Reentry Neural Systems Proposed for Safe, Self-Preserving AGI Architecture

Current neural networks, primarily feedforward architectures, are limited in their capacity for self-reference and intrinsic safety. This new research proposes a radical departure, outlining a comprehensive architectural design for Artificial General Intelligence (AGI) that centers on a closed reentry loop, termed the D-I cycle. This design aims to overcome the limitations of existing models by fostering self-awareness and inherent safety. Unlike feedforward networks, which are acyclic, the proposed architecture incorporates a structural cycle with self-sustaining amplification.

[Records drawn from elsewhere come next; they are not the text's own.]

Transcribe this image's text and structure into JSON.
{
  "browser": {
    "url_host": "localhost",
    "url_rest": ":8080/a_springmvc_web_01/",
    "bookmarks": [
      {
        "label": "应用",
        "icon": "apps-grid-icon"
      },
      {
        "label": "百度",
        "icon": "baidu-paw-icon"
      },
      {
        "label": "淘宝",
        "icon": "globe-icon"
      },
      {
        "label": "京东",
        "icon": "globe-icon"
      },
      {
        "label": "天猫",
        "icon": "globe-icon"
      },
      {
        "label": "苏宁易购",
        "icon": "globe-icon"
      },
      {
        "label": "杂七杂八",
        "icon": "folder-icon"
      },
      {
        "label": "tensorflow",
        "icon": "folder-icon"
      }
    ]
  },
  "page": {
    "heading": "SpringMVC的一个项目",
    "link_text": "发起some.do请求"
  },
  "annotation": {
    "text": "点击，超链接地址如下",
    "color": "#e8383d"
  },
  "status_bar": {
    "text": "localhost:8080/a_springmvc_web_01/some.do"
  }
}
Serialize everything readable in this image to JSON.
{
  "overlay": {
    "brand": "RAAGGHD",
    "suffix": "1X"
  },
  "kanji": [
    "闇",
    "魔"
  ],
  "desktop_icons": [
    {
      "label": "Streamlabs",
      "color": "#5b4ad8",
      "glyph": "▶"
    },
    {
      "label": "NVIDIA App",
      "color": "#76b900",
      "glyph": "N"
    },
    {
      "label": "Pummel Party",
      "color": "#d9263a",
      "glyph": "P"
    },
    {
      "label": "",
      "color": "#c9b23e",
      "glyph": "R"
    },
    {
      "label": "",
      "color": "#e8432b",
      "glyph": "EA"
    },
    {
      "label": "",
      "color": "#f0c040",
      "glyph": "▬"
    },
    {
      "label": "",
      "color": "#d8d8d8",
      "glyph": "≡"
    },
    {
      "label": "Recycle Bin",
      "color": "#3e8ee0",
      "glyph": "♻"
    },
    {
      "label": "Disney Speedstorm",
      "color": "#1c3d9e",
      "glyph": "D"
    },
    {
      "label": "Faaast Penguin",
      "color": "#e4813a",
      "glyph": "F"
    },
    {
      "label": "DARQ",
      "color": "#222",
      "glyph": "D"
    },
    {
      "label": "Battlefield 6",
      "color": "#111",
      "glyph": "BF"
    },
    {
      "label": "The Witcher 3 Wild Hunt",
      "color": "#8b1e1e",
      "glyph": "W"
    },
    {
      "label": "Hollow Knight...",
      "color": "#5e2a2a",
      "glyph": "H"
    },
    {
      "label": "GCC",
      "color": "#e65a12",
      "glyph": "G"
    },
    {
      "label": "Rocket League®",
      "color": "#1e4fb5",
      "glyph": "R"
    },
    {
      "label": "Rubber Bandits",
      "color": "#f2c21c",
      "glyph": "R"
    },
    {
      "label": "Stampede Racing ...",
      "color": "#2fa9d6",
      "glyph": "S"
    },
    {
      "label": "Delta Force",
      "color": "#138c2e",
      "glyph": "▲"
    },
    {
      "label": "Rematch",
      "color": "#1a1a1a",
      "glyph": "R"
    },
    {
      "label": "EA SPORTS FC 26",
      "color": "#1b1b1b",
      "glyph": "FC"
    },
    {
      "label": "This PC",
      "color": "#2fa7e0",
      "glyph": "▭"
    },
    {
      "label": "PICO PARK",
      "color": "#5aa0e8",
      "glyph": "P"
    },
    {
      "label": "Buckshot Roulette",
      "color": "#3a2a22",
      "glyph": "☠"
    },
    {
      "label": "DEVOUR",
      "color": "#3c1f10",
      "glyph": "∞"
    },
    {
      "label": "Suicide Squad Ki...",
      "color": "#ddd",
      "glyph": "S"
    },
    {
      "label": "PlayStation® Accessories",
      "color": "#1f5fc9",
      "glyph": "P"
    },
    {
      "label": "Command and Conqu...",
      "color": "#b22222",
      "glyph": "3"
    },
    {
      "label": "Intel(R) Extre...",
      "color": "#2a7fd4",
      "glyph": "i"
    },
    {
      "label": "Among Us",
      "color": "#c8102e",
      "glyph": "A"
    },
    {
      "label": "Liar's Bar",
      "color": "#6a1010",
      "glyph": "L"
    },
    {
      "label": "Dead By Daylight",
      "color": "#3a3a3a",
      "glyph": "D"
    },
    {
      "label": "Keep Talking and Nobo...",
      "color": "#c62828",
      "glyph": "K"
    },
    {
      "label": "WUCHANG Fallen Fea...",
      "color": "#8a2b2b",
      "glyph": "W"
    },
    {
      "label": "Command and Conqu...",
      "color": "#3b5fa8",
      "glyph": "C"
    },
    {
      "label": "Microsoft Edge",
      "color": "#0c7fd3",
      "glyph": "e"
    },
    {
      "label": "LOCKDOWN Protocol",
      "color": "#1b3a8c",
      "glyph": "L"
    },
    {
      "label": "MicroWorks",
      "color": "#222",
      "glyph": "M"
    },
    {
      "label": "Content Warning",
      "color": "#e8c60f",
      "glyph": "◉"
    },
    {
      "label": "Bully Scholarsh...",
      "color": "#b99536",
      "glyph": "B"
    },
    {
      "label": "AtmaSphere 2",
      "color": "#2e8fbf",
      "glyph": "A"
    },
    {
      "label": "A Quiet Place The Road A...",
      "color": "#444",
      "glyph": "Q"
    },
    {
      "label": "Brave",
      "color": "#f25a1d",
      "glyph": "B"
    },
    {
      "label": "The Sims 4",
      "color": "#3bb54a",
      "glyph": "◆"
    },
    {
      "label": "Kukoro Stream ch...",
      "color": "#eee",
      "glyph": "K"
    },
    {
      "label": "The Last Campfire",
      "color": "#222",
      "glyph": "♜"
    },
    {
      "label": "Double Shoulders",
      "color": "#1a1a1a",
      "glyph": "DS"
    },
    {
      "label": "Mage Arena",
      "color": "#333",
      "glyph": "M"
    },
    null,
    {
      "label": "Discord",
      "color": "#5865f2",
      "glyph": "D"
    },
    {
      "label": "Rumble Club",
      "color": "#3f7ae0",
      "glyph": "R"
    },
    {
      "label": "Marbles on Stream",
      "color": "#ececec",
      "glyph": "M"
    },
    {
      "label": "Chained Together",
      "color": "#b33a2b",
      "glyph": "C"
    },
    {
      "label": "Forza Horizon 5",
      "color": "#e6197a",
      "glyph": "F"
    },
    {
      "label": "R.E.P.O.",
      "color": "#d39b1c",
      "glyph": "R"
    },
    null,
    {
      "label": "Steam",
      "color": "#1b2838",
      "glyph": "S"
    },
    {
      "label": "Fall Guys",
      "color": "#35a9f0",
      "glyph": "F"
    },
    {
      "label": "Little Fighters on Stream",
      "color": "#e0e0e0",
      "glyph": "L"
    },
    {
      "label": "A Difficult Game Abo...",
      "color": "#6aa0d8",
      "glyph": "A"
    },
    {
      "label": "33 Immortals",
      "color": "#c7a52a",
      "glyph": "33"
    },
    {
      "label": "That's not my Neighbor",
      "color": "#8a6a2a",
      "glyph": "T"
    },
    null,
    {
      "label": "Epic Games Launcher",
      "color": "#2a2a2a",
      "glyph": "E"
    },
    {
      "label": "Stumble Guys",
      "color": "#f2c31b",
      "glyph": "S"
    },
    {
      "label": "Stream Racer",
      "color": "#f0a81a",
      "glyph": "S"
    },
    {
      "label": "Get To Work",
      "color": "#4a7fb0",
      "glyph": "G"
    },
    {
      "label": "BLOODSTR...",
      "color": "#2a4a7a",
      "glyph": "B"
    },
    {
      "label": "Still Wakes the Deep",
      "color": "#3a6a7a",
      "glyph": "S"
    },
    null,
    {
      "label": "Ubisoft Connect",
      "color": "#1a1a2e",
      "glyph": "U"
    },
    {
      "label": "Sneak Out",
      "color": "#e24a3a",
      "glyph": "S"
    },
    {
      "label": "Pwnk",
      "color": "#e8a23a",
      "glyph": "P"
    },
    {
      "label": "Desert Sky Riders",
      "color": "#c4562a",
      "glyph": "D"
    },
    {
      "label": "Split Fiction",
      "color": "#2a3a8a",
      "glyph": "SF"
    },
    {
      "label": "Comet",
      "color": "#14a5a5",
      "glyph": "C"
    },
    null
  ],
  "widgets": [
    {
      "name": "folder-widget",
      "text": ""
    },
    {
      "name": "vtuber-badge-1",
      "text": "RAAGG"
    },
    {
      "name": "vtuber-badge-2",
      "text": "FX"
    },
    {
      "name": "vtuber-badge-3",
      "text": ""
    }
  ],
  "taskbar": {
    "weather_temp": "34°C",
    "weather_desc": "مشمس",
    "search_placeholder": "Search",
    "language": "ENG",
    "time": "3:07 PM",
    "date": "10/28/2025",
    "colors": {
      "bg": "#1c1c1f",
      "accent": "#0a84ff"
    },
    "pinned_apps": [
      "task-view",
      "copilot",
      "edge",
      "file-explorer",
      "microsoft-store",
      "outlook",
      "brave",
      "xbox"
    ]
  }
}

This mathematical property is claimed to guarantee the emergence of a self-model, instrumental self-preservation, and the development of unprogrammed, goal-directed behaviors within the AGI. A key feature is that the agent's goals are encoded as a non-textual D-vector directly within the architecture, making them resistant to external manipulation like prompt injection. The paper also introduces the S-measure, a computationally efficient alternative to Tononi's Phi, with a machine-verified proof that S>0 indicates positive integrated information. It provides full Python/NumPy implementations, discusses industrial scaling via Kafka and Docker, categorizes AI evolution, and presents various future reentry architectures. The authors assert this architecture is deployable now, offering a topologically protected, safe-by-design approach to AGI, backed by eight falsifiable predictions and machine-verified formal proofs.